Intuitive understanding of integral of vector valued functions

Solution 1:

You're essentially integrating distance, which gives you a quantity that has units of (distance)$\times$(time), say "meter-seconds" (NOT meters-per-second).

Think of an integral of a function $r(t)$ as the average value $r_{av}$ of that function on an interval $[a,b]$:

$$r_{av}:=\frac{1}{b-a}\int_a^br(t)dt.$$

Then if your $r(t)$ represents displacement, your integral is essentially the average displacement (which becomes a vector in higher dimensions), times the amount of time spent moving. Or, $r_{av}$ is exactly the average displacement over a time period $[a,b]$.

As far as physical units of meter-seconds, I haven't seen this used anywhere in physics as a fundamental quantity like velocity, force, momentum, etc.

Solution 2:

If you want an intuitive understanding of an integral $\int_a^b{\bf r}(t)\>dt$ you first have to give some intuitive sense to products of the form $${\bf r}\>\Delta t\ ,\tag{1}$$ where $t$ is a one-dimensional variable (not necessarily time), $\Delta t$ an interval-length in this variable, and ${\bf r}$ is a constant vector.

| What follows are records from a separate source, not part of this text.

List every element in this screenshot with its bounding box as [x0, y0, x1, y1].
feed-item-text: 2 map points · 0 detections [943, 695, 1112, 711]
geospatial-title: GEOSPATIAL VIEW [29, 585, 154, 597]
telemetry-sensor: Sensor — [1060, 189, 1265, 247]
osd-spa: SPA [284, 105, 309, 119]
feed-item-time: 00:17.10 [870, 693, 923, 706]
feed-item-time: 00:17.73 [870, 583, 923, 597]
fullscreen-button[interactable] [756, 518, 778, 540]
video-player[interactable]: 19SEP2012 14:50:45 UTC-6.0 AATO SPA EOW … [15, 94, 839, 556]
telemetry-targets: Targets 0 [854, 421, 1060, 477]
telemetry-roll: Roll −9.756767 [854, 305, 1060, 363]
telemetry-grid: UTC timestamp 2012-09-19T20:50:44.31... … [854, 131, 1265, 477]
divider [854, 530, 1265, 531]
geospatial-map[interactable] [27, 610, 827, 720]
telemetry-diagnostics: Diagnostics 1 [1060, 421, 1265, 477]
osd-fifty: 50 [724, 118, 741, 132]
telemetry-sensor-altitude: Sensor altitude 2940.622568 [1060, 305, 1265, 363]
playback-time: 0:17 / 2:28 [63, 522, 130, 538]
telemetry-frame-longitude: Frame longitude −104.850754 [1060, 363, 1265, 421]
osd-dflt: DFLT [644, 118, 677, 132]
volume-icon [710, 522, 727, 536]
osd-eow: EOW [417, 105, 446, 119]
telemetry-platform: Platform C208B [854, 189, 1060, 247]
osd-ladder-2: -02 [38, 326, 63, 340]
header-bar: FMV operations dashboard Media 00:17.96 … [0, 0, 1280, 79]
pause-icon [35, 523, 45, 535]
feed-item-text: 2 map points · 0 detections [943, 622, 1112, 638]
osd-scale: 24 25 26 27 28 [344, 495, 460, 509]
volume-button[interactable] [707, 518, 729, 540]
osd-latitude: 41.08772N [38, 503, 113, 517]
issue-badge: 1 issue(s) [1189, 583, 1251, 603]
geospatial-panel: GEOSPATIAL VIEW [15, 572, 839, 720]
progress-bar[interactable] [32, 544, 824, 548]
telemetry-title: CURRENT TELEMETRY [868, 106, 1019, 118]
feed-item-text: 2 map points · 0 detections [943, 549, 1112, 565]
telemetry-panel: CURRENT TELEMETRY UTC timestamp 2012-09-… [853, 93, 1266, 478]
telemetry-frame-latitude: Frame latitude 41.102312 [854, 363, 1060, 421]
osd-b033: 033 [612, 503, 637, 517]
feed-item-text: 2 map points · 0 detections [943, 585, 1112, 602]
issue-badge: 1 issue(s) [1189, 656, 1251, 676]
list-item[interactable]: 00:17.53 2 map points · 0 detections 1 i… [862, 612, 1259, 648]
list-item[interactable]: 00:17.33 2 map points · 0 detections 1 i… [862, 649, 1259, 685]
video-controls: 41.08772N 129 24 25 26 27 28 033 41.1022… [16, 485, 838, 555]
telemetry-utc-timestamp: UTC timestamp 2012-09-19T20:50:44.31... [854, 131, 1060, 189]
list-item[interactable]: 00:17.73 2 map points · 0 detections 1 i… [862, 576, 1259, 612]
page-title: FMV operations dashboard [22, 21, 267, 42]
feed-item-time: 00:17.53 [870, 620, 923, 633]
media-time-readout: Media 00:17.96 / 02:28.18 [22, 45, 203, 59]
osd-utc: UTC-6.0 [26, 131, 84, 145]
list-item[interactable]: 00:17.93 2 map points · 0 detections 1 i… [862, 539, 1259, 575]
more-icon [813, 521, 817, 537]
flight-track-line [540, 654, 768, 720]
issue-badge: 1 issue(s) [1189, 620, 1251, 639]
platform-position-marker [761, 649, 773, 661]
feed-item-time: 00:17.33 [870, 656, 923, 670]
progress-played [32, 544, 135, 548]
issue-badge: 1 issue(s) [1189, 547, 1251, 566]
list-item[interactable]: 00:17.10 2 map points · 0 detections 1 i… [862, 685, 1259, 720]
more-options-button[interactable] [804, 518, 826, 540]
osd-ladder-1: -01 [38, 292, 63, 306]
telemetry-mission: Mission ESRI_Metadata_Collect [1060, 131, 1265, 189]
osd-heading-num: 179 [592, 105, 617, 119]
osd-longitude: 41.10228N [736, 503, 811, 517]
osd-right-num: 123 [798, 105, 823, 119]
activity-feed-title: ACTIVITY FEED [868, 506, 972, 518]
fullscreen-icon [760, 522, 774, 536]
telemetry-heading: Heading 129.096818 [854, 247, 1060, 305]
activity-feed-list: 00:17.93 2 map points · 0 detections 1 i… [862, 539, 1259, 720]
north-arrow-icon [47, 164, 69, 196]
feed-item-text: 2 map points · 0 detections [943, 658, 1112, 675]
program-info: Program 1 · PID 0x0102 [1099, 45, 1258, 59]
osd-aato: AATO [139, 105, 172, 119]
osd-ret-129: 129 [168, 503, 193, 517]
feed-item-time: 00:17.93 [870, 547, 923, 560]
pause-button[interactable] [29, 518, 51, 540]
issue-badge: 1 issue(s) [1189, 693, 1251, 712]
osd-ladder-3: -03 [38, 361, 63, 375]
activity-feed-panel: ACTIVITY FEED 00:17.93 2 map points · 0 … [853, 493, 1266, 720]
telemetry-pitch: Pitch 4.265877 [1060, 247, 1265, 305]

Given such a physical interpretation of $(1)$ we then can envisage situations of the following kind: We are given a vector-valued function of this variable $t$ (not necessarily a parametrical representation of a curve) $$t\mapsto{\bf r}(t)\qquad(a\leq t\leq b)\ ,\tag{2}$$ and we want to know the total impact in the sense of $(1)$ this variable vector has along the interval $[a,b]$. This total impact is called the integral of ${\bf r}(\cdot)$ over $[a,b]$, and is denoted by $$\int_{[a,b]}{\bf r}(t)\>{\rm d}t\ .$$ The integral should have the following properties: It is linear in ${\bf r}(\cdot)$, additive with respect to the concatenation of intervals, and for a constant ${\bf r}(\cdot)$ one has $$\int_{[a,b]}{\bf r}\>{\rm d}t={\bf r}\cdot(b-a)\ .$$ Using these axioms it is easy to see that for continuous functions $(2)$ the integral $\int_{[a,b]}{\bf r}(t)\>{\rm d}t$ has to be a limit of Riemann sums: $$\int_{[a,b]}{\bf r}(t)\>{\rm d}t=\lim_\ldots\>\sum_{k=1}^N {\bf r}(\tau_k)\>(t_k-t_{k-1})\ ,$$ where one has partitions $$a=t_0<t_1<\ldots<t_N=b$$ and sampling points $\tau_k\in[t_{k-1},t_k]$ in mind.

Note that these explanations did not mention the FTC, and they make sense as well for multivariate functions defined on domains $B\subset {\mathbb R}^d$. The FTC and Fubini's theorem come into play when we actually want to compute such limits of Riemann sums in a systematic way.